Está situada en una pequeña localidad de las afueras de Madrid, y la cercanía a la ciudad marca sin duda su decoración. Porque esta casa impecablemente decorada proclama su tradición urbana a voces. Su propietaria señala que la compró tal cual, porque los dueños anteriores se habían encargado de reformarla y de poner al día algunas deficiencias propias del paso de los años. Pero ella se calla una intervención suya muy decisiva, que fue ampliar espectacularmente ventanas y cristaleras. Un cambio con premio para cada uno de los días, porque la luz entra como loca en los espacios interiores y les da vida y alegría. No solo eso, sino que al hacerse las paredes transparentes, el verde del césped, de árboles y arbustos se acerca, queda al alcance de la vista, y casi de las manos, y se disfruta a fondo el vivir fuera de la ciudad. Una decisión estructural acertadísima a la que se añade una decoración milimétricamente armónica y contrapesada.
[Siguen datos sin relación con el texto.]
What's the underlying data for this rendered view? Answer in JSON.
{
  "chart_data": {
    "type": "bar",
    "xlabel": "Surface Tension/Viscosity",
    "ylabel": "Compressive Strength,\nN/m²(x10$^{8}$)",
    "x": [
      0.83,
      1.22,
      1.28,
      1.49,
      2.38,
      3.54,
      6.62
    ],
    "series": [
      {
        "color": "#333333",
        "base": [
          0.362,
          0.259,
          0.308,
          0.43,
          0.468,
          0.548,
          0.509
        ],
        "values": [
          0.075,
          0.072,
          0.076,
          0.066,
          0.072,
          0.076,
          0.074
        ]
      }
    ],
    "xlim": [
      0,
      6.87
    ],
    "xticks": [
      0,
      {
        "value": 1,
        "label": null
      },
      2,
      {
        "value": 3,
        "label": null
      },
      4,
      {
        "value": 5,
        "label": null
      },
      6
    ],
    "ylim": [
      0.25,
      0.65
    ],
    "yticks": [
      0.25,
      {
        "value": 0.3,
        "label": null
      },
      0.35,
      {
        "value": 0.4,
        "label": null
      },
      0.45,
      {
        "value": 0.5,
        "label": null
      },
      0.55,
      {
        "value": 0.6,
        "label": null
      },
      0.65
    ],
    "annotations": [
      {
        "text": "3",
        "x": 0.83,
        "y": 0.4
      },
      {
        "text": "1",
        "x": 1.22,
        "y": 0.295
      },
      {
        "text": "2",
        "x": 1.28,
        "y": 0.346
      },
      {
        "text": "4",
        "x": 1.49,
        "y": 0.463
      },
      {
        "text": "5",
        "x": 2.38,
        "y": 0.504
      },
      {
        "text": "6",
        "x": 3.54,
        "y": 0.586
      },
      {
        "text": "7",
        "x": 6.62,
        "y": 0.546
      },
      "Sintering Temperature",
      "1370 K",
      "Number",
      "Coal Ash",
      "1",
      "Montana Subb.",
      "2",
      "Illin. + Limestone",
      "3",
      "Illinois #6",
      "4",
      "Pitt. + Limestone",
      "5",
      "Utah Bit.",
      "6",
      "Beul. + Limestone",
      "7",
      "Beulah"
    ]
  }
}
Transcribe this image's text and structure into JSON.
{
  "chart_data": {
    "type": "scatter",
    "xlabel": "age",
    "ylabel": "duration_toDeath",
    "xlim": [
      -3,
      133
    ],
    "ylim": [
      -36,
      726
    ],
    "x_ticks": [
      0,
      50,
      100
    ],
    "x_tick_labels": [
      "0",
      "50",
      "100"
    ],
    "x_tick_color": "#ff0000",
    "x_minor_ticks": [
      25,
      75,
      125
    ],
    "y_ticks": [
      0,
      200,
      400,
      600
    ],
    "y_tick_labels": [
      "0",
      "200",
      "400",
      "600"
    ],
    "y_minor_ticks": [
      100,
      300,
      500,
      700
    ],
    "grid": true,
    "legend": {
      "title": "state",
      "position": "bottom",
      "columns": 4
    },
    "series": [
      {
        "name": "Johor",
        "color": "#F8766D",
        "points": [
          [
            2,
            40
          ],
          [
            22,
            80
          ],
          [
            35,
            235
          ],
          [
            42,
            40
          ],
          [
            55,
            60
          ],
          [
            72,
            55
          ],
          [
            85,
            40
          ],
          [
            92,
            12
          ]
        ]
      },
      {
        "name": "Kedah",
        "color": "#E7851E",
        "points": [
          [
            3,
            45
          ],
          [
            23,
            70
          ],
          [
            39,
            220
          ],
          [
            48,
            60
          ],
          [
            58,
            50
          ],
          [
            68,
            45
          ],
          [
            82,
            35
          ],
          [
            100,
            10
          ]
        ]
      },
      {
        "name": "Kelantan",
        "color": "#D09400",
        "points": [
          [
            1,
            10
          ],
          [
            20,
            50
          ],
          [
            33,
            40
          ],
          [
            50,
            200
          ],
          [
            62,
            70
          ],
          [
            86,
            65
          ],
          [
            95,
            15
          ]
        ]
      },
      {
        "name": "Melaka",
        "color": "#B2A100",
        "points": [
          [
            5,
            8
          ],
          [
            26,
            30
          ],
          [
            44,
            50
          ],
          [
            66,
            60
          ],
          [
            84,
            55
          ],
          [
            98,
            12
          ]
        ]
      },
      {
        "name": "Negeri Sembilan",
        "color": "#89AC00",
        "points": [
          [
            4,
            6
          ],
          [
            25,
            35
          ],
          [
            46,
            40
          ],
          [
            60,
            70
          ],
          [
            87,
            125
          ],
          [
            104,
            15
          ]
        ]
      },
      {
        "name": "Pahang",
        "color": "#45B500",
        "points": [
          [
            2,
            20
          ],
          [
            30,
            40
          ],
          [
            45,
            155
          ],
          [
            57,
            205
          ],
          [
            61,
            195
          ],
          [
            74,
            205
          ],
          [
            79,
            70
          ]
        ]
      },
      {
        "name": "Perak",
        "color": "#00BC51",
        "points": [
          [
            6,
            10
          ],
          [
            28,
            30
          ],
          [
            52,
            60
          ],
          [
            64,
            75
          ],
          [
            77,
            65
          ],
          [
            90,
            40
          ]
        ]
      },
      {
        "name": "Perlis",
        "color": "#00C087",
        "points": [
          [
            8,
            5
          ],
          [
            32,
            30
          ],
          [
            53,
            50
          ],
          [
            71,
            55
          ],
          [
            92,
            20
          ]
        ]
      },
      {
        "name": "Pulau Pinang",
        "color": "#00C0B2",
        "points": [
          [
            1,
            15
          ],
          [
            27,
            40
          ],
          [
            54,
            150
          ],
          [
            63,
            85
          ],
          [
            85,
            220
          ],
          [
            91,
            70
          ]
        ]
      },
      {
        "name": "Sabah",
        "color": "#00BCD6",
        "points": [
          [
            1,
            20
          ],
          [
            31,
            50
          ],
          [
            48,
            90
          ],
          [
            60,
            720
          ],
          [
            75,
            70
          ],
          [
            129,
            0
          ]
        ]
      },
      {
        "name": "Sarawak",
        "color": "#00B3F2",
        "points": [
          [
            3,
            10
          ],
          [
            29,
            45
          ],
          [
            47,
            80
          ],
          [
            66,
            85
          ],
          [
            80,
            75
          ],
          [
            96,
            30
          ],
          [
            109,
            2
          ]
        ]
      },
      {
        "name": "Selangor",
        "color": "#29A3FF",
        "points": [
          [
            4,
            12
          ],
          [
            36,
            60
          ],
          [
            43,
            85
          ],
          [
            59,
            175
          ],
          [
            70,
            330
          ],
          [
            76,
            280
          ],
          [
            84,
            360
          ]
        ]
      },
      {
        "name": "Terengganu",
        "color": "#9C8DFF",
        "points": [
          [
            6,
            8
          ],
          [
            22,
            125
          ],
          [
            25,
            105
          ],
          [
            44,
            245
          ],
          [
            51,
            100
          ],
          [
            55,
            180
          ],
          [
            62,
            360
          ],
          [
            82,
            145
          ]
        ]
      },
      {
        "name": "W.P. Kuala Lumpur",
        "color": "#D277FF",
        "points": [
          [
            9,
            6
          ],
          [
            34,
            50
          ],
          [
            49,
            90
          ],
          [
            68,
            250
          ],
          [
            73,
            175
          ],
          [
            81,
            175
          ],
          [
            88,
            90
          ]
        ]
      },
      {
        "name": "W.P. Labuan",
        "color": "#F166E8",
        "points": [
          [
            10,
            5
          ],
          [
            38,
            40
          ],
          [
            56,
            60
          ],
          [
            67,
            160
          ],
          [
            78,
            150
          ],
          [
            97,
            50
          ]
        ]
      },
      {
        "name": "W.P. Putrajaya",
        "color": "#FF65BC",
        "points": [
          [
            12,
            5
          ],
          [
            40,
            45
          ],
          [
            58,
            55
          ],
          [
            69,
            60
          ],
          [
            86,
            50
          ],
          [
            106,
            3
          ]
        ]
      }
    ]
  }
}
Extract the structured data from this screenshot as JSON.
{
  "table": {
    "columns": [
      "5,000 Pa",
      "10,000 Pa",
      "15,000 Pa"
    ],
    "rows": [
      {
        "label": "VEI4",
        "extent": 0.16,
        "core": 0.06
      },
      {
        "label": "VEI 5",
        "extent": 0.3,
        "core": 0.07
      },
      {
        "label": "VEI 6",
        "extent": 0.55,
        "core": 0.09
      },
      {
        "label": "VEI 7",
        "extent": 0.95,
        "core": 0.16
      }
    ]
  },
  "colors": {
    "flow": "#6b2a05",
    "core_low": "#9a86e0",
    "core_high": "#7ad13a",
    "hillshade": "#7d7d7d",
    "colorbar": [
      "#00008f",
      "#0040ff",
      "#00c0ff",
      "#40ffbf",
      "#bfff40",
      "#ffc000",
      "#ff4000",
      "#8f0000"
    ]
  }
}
Porque vamos a ver, el elemento que yo pienso básico en estos interiores es su perfecto equilibrio. Entre lo clásico y lo moderno (el tradicional chester y las actuales mesas de olmo: un ejemplo más que evidente). Entre las líneas redondas y las curvas (sirve el ejemplo anterior, pero añado: las butacas afrancesadas y el enorme sofá rectilíneo). Entre los colores suaves y los fuertes (las paredes en pálido beis y la tapicería morada). Y entre la delicadeza por un lado y la funcionalidad máxima por otro, y al mismo tiempo (la alfombra de seda del salón y el mobiliario a la última de la cocina, o la atmósfera refinada del dormitorio y la estricta modernidad del baño adjunto). Un equilibrio perfecto en el que todo encaja a la perfección como en un puzzle, donde nada chirría y donde todo forma parte de una composición de proporciones perfectas.